In a scathing open letter this week, Mila Kunis condemned a Hollywood producer who threatened her when she refused to pose semi-nude – and joined a rapidly growing list of actresses who have vocally rebuked the sexism they regularly face.

Kunis didn’t name the producer who told her she’d “never work in this town again” if she refused to pose partially naked on the cover of a men’s magazine to promote a film years ago. His words made her “livid,” she wrote, and she said “no.”

“And guess what? The world didn’t end,” she wrote in her essay for A Plus magazine. “The film made a lot of money and I did work in this town again, and again, and again. What this producer may never realize is that he spoke aloud the exact fear every woman feels when confronted with gender bias in the workplace.”

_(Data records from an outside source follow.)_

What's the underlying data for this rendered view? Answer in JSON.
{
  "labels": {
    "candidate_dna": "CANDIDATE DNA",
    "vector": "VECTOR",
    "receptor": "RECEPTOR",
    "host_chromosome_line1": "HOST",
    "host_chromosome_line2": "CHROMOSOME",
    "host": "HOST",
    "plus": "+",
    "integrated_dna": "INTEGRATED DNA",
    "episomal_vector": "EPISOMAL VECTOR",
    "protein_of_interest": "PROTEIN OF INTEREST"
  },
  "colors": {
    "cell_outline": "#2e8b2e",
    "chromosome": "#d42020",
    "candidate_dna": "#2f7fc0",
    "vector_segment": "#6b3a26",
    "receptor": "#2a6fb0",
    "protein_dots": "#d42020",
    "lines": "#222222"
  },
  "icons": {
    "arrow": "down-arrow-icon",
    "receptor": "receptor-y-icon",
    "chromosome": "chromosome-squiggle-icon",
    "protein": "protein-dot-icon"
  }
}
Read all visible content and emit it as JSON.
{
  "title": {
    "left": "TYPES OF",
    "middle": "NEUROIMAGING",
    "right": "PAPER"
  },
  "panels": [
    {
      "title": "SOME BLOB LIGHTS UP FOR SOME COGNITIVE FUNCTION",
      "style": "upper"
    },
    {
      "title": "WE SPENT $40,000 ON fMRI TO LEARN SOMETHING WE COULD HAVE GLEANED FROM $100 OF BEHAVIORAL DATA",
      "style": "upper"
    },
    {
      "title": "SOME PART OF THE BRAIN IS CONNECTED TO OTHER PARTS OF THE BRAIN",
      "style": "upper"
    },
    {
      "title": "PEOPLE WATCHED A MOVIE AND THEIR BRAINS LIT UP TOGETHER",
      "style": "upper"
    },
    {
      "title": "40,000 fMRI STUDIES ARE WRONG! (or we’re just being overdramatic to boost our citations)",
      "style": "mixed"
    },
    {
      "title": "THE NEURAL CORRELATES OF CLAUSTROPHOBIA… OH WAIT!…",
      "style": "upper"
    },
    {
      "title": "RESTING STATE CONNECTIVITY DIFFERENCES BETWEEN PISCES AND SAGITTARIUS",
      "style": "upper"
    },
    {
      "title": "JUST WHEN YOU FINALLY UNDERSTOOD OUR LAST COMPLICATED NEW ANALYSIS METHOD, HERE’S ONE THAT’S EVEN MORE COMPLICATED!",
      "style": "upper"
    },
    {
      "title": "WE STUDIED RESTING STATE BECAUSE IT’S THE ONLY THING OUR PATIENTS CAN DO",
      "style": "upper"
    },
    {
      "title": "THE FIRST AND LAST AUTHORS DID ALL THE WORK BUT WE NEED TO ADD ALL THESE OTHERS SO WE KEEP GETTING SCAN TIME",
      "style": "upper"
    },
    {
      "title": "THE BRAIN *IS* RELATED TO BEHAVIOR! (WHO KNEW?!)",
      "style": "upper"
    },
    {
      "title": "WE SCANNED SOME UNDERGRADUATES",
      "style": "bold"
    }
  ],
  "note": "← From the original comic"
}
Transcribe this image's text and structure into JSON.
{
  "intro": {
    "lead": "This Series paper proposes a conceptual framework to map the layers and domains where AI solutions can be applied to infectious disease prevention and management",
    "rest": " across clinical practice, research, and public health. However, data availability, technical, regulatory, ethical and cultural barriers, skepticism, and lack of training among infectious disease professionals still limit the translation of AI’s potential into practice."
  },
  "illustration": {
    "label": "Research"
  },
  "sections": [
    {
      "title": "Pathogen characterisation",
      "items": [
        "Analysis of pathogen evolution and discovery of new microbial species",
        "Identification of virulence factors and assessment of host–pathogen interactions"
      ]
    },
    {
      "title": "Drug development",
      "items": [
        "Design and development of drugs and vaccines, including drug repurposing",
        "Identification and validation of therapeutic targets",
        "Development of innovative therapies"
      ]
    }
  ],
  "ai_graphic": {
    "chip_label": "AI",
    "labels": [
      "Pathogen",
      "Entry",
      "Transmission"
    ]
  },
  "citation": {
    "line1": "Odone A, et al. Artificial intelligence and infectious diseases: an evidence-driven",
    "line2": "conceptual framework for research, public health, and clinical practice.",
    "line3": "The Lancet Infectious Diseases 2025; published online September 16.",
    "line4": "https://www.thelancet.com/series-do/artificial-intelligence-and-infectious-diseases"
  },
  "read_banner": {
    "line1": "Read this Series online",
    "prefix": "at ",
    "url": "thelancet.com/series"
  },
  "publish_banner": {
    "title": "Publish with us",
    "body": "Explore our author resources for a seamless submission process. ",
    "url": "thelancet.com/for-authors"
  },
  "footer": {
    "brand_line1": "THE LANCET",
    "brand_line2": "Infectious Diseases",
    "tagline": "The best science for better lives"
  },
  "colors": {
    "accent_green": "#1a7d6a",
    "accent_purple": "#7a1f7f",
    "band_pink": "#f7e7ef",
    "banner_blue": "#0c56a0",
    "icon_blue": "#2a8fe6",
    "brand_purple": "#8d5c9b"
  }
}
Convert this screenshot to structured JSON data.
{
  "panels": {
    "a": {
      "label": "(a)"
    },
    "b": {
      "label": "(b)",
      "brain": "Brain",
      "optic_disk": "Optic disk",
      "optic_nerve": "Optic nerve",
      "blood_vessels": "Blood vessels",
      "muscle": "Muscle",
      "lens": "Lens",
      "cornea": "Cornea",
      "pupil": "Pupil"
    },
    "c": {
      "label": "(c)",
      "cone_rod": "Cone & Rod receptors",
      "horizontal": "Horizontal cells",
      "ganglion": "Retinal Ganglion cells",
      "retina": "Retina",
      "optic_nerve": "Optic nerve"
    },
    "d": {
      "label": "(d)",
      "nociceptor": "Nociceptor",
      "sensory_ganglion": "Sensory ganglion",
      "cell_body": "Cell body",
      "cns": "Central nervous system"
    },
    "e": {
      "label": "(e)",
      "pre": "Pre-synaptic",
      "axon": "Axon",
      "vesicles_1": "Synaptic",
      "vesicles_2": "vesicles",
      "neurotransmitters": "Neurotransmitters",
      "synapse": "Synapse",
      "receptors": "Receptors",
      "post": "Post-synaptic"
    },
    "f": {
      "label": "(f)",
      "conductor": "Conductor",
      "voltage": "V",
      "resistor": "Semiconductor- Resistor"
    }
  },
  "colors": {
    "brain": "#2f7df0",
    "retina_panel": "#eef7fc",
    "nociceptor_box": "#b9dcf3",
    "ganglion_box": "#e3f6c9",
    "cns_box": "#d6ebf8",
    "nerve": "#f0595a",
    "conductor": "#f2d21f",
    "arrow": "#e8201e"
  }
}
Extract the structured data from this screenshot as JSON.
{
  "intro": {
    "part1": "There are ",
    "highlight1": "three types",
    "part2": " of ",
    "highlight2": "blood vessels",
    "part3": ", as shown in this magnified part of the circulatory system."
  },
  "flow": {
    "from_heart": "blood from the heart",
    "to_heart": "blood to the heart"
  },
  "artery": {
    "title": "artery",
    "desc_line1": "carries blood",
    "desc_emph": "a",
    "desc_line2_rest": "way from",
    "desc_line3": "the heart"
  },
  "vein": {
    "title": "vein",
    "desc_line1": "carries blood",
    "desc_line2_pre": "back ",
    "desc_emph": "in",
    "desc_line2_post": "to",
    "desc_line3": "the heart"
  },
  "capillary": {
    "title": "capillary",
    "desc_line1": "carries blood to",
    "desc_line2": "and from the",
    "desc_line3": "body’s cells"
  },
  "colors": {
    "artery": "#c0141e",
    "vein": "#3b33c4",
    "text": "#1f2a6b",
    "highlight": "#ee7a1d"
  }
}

And gender bias is undeniably rampant in Hollywood. Recent studies, including research conducted by Geena Davis’ advocacy organization, the Geena Davis Institute on Gender in Media, consistently reveal discouraging trends: Actresses get paid less. They are three times as likely to appear in nude scenes as their male counterparts. They get fewer roles, especially as they age, and the parts they do get have fewer speaking lines.

Davis, one of the industry’s most vocal women’s rights activists, has often said that the treatment of women in Hollywood – and the way they are portrayed onscreen – has become so standardized that the problem is all but invisible. But more women in Hollywood – Melissa McCarthy, Patricia Arquette and Jennifer Aniston, among others – are aiming to change that by speaking up about their experiences.